Acute lymphoblastic leukemias are one of the most deadly types of cancer in children. Treatment received depends on the appropriate classification into ‘risk groups.’ However, even now, 15% of patients relapse after initial treatment and die because of the disease. We intend to get closer to zero-relapse by exploiting the huge amount of human data available from the initial disease stages (e.g. flow cytometry data) to better classify patients and to design more effective personalized treatments in-silico.
Flow-cytometry data obtained from patient’s bone marrow contains data of many markers (typically between 6 and 12) for a large number of cells (100,000 – 1,000,000). However, a minor part of that information is used together with other data available. Mathematical algorithms can be used to find and exploit hidden information in these data.

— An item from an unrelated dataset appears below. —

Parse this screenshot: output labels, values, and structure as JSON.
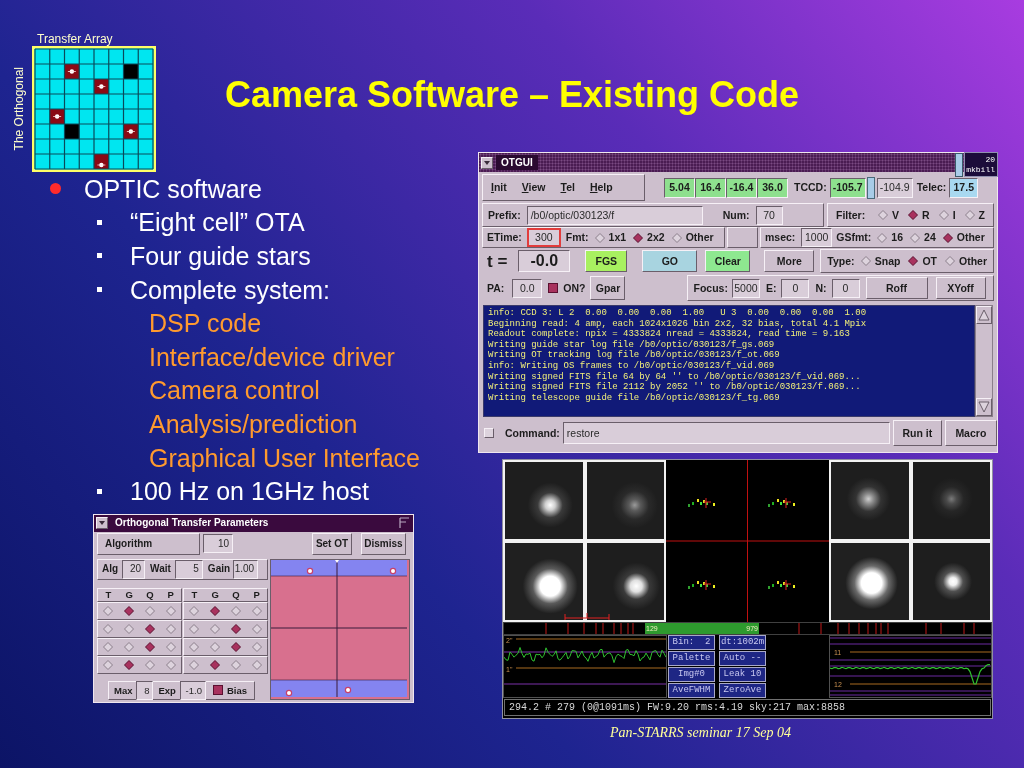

Also, complex combinations of different drugs are used during the different treatment stages: induction, consolidation and maintenance. Mathematical optimization methods may help in finding not just ‘effective’ but optimal combinations with the highest efficacy and the minimal toxicity possible for each patient.
The project is led by María Rosa Durán (Molab, Universidad de Cádiz) and Cristina Blázquez (Hospital de Jerez). Molab researchers at UCLM cooperate in the project as well as other hospitals in the framework of the Spanish Society for Pediatric Hematology and Oncology (e.g. Hospital Virgen de La Arixaca, Murcia, and others).
The first leukemia cases were described in 1827. It was not until 1947 that a drug was available to treat the disease in children, who up to then died in a few months without treatment. Current scientific progress has led to a survival rate around 80-85%, but we want to achieve 100%. We have a multidisciplinary research team including mathematicians, physicists, biologists, immunologists and hematologists working together with the hope that no child suffering this disease will have a relapse.
We hope the ideas and methods to be developed in this project may be extended to other blood or lymphatic malignancies where similar data are available on diagnosis.